Sprecherin: Das Archaische dieser Tradition zeigt sich unter anderem im Verzicht auf einen irgendwie psychologisch wandelbaren "Charakter"; die Slapstickgestalten sind unveränderlich wie Marionettenfiguren oder Sammelbildchen, was sie mit den Comicfiguren verbindet, die ja teilweise noch einige Jahrzehnte später das lustvoll rüpelhafte Wesen dieses Genres beibehalten – wenn Donald Duck und Gustav Gans sich à la Slapstick prügeln.
Sprecher: Dem Unveränderlichen, Statischen, Maskenstarren einer Slapstick-Figur antwortet das Feuerwerk der Handlung, das zappelnde Überraschungspotential ihrer Aktionen. Hier entfaltet sich ein brutales, naives Verhältnis zur Welt und zur Mitwelt der anderen Menschen, wo alles unbekümmert in den Dienst des eigenen Vergnügens oder der eigenen Zwangslage genommen wird, oft mit einem schier unglaublichen Geschick.
Sprecherin: Die Fähigkeit, sich mit genialem Opportunismus aller Zufallsgegebenheiten zu bedienen, ruft im Slapstickfilm etwas Seltenes hervor: das bewundernde Lachen der Zuschauer. Walter Benjamins berühmtes Diktum‚ dem Fassadenkletterer müssen alle Ornamente zum besten dienen’, bewährt sich in dieser Slapstick-Welt. Hier kann ein herumliegendes Objekt, ein vorüberkommender Passant zum Werkzeug werden, zum Schemel, zum Wurfgeschoß, zur Barrikade, zum Paravent.
Sprecher: So erfinderisch die blitzschnellen Zugriffe der Slapstick-Schauspieler sind – viele der von ihnen geschaffenen Figuren haben trotz allem auch etwas von der verträumten Stasis der berühmtesten Commedia-dell-arte-Figur, des Pierrots. Die perfekte Synthese aus dieser leer lächelnden Starre und dem Desaster eines falschen Griffs ist die Kunstfigur Stan Laurel. Ähnlich führt Karl Valentin das mit seinem reglosen Gesicht und seinen katastrophal dynamischen Handlungen vor.
Phänomene des Komischen
Sprecherin: Obwohl die massive Gewalt in Slapstick-Filmen keine wirklichen Verletzungen hervorbringt, hat sie eine gewisse Schockwirkung. In den frühen Kurzfilmen von Chaplin beispielsweise findet sich ein erstaunliches Maß an Andeutungen libidinöser Gewalt, wenn Chaplin einen Antagonisten beißt. Die ritualisierten Hiebe des Genres gehören zu einer Gewaltkomik des Automatenhaften. Manche philosophischen Ästhetiken - von Bergson bis Freud - bringen das Phänomen des Komischen mit dem Bewusstlosen, dem wie Maschinellen einer menschlichen Handlung in Verbindung. Man könnte sich hier eine Unzahl von Belegen besorgen. Sehr schön hat Karl Kraus über diese Automatenhaftigkeit geschrieben, auf ein paar Seiten über die Grotesk-Clowns des Kabaretts, ein knappes Jahrzehnt vor dem klassischen Slapstickfilm. Der Text heißt "Bekannte aus dem Varieté" und erschien in der Fackel im Oktober 1909.

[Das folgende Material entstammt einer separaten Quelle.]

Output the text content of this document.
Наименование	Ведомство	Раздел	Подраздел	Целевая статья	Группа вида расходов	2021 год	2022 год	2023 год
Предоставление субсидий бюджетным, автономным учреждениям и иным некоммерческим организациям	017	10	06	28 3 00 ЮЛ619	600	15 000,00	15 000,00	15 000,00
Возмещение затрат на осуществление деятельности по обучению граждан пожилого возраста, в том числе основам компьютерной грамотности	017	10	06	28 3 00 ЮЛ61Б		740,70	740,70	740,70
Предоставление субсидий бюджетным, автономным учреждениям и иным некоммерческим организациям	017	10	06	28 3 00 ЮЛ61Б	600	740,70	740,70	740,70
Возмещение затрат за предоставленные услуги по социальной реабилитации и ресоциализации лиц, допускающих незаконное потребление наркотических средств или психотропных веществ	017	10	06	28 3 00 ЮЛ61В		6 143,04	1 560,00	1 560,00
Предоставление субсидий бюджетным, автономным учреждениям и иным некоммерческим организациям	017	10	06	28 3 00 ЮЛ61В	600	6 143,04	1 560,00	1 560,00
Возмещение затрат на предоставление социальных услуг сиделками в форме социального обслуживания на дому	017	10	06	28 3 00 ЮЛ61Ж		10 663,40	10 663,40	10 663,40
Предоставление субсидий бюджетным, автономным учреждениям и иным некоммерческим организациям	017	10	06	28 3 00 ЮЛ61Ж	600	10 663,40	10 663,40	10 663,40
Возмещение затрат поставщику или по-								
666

Sprecher: Nur ein schmales Plätzchen ist dem Varieté geblieben, um seinen Spiegel aufzustellen, der die großen Sonderbarkeiten des Lebens reiner spiegelt, als das Theater die kleinen Regelmäßigkeiten.
Sprecherin: Dieser Aufsatz widmet sich den Akrobaten und dem Jongleur, befasst sich jedoch sich vor allem mit jener Clownerie, die wir unter dem Namen des Slapstick kennen. Deren Praktikanten damals trugen einen anderen, ebenfalls charakteristischen Namen: die Knockabouts.
Sprecher: Dass zwei übereinander purzeln und auf die Nase fallen, das ist ein Humor, zu derb für unseren Geschmack und zu dürftig für unseren Verstand. Wir sagen, es sei ein kindisches Spiel, weil seine tiefere Bedeutung uns beleidigt. Ein Humor, so grundlos wie wir selbst. Nichts stellt er dar als uns selbst. Also alles, was wir nicht wissen…
Sprecherin: Die Knockabouts treten auf… "Aoh, lieber Freund, was machen Sie hier?" beginnt es, und mit Püffen und Knüffen endet es. Am Hintern seines Nächsten entzündet einer sein Streichholz. So ist das Leben. Einer will Bier trinken: Da bohrt er seinen besten Freund an und hält ein Gefäß unter die so entstandene Öffnung. Was ist der Mensch! Taugt er zur Maschine nicht, mag er kaputt gehen. Wir voltigieren über alle Widerstände der Materie, wir schwingen uns in die Luft, nichts scheint uns unerreichbar, und am Ende wären wir wirklich die Sieger über das Leben, wenn wir nicht im letzten Moment über einen Zahnstocher stolperten.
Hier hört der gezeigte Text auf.